As a small business, you can investigate certain details about your users that remain true throughout specific durations to arrange year-round campaigns. Here are some areas to consider monitoring.
- Customer Behavior: How are customers interacting with your online store?
- Traffic Volume: Are your products getting the required exposure? What volume becomes profitable?
- Landing Pages: How many users are entering your site, and which touchpoints convert them?
- User Journey: If you are experiencing churn, at what stage of the user cycle it is on?
- Geographic Location: Where are your audience from? How many of them are paying customers?
- E-commerce Conversion Rate: what percentage of your audience is converting into paying customers?
Decide Based on Your Competitors
A major part of sound ecommerce decision-making is learning from your competition. Understanding how your competitors are performing, and what decisions have led to their failure or success can help you better prepare for similar challenges. You need to craft a strategy that monitors your competition on a regular basis and provides you with a competitive landscape. Having this information ensures that your product remains relevant, and you learn by watching.
- Start by identifying key players in your market.
- Perform a simple search acting as a customer to understand your position.
- Use tools to understand their position in the market compared to yours.
- Categorize your competitors into primary, secondary, or tertiary.
- See the type of consumers they are targeting and their message.
- Analyze their key responsibilities, and identify key points.
Use Holistic Intel for Decision Making
You might have your data spread across different channels, and might be monitoring different KPIs on each channel. However, to make a sound decision regarding your ecommerce store – you need to connect the dots. Understanding the impact of your decision as a whole, and in parts can help you understand the viability of it across channels.

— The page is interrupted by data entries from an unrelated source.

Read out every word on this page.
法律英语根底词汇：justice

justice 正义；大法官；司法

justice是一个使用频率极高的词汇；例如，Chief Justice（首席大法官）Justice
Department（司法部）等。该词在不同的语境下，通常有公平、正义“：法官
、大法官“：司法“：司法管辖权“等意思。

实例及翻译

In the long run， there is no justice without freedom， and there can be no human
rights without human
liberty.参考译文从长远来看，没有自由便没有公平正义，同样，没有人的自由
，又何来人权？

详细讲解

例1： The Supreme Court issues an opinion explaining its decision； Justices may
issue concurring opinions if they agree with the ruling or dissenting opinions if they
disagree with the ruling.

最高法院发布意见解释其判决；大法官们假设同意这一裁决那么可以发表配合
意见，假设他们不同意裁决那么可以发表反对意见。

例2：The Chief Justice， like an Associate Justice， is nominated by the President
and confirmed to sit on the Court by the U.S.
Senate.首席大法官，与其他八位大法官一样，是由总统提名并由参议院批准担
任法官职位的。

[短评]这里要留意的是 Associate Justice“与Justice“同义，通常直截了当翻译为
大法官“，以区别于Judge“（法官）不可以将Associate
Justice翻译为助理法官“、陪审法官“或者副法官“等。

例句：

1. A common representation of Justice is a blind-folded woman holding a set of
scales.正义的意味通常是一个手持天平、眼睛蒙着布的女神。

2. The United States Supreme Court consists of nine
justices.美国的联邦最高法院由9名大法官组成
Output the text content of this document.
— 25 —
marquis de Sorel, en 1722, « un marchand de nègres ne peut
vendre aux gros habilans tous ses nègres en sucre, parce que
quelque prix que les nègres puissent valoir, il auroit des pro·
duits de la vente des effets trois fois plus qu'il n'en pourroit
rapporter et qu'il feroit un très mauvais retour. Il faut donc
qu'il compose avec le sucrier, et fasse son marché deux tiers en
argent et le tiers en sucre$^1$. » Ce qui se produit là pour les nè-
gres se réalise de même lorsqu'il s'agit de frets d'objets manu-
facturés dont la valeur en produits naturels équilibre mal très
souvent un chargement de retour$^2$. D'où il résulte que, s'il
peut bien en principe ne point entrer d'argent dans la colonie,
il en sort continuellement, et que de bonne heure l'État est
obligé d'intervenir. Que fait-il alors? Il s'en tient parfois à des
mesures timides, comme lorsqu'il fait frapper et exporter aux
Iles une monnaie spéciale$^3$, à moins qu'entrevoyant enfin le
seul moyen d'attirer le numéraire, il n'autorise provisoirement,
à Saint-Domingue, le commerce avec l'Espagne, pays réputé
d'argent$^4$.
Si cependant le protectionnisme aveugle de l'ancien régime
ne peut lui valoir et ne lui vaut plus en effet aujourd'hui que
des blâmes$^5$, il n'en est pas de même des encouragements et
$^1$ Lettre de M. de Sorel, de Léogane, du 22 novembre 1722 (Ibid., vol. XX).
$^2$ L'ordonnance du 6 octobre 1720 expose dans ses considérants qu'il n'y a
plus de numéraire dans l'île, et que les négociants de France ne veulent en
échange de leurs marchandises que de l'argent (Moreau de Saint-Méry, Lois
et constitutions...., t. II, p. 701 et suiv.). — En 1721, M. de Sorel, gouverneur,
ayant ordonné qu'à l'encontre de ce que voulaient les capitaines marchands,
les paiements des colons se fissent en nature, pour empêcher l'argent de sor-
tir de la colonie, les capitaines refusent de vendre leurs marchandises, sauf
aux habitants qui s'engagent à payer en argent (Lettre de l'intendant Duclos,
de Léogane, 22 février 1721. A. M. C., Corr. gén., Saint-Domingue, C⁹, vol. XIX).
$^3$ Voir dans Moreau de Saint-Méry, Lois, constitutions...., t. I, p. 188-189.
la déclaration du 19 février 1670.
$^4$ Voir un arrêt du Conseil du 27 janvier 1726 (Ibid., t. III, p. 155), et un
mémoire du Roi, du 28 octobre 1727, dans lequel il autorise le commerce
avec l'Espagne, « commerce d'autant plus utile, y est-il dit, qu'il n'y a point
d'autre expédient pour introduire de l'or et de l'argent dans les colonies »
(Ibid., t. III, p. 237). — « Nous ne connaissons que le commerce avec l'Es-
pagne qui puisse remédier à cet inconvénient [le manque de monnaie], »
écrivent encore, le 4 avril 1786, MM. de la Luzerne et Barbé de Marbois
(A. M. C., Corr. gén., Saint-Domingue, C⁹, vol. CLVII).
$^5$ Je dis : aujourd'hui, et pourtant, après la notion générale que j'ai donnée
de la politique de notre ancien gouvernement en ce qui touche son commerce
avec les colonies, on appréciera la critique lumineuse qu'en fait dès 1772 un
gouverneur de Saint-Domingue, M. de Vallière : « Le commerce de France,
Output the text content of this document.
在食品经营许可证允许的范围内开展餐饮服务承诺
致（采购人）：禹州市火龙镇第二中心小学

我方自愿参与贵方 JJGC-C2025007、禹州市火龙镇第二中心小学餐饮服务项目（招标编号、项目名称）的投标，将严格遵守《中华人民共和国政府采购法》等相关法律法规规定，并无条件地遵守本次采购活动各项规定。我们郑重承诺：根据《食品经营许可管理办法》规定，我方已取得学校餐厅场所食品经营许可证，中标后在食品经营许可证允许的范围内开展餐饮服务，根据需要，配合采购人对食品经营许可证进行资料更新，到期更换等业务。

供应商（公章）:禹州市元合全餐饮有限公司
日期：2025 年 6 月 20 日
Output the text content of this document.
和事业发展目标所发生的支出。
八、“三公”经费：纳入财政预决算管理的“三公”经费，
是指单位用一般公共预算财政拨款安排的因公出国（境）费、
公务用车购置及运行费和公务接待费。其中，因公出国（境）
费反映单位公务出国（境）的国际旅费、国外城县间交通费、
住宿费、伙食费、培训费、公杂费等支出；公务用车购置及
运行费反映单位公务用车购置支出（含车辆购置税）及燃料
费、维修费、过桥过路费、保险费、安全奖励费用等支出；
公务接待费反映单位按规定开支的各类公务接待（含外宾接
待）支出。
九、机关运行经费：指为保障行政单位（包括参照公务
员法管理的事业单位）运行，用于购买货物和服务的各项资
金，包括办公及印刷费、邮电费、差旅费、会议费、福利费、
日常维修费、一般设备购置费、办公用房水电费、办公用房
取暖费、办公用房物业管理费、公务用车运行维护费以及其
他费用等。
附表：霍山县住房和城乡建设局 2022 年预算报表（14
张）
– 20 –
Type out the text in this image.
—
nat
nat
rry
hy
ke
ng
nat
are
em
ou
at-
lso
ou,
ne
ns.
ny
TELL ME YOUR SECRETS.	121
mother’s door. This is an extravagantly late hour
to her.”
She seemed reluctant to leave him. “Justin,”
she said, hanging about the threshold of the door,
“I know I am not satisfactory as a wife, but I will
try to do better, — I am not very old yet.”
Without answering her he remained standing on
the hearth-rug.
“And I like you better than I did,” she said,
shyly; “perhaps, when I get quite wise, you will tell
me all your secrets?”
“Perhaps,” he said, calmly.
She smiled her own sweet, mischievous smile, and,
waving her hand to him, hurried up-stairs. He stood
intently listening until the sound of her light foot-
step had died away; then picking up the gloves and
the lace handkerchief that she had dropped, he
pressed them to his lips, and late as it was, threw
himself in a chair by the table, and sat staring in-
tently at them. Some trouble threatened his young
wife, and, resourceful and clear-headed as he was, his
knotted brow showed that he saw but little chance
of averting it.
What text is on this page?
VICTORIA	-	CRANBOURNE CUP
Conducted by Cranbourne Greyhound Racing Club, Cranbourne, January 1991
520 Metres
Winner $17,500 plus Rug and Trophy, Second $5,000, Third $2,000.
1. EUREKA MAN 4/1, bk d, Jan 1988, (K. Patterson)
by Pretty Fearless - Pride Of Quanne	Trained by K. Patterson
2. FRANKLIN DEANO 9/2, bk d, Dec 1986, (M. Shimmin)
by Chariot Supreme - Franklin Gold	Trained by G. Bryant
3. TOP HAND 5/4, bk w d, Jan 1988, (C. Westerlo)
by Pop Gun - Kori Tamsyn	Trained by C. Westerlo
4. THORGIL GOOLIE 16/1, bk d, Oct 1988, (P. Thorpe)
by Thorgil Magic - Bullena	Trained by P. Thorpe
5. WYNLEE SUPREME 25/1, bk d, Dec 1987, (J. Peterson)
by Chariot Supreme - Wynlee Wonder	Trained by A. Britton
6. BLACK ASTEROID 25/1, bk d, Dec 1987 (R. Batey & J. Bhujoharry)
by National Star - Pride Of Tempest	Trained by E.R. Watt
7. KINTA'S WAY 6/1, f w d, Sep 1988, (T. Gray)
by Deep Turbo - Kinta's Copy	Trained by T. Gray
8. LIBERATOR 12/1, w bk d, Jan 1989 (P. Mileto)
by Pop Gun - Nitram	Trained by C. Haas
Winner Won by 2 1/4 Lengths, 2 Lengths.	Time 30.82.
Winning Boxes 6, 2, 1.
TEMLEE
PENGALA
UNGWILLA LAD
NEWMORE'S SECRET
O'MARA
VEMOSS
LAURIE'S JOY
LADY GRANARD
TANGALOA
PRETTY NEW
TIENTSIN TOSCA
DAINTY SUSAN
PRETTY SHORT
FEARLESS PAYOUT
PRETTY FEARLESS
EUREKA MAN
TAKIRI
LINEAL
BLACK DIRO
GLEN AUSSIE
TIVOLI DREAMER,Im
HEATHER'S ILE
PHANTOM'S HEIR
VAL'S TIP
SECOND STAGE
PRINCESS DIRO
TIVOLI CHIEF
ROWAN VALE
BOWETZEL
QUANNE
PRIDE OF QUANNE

It is better to look at the bigger picture and view the performance of each channel, and then forecast its impact on your ecommerce business. Such intel to use in this approach includes:
- Your e-commerce store’s performance itself
- Email Marketing Data
- Customer Service support data
- Google Analytics Enhanced ecommerce data
- Social media marketing tools data and more
Master Your Social Media Channels
The back of any decision in the ecommerce sector depends on support. While we understand the support provided by data, the support of customers and your following is equally important. You need to put yourself in the customer’s shoes and understand their rationale when making your business decision as well. Building a social media presence can help customers connect with your brand, and make faster purchasing decisions.
Instead of relying on data management and collection tools alone, you can learn more about your customers directly from social media. Build a relationship with your followers and increase conversions, create awareness, and a sense of community. All these form an important aspect of decision-making about your ecommerce business and should be considered collectively.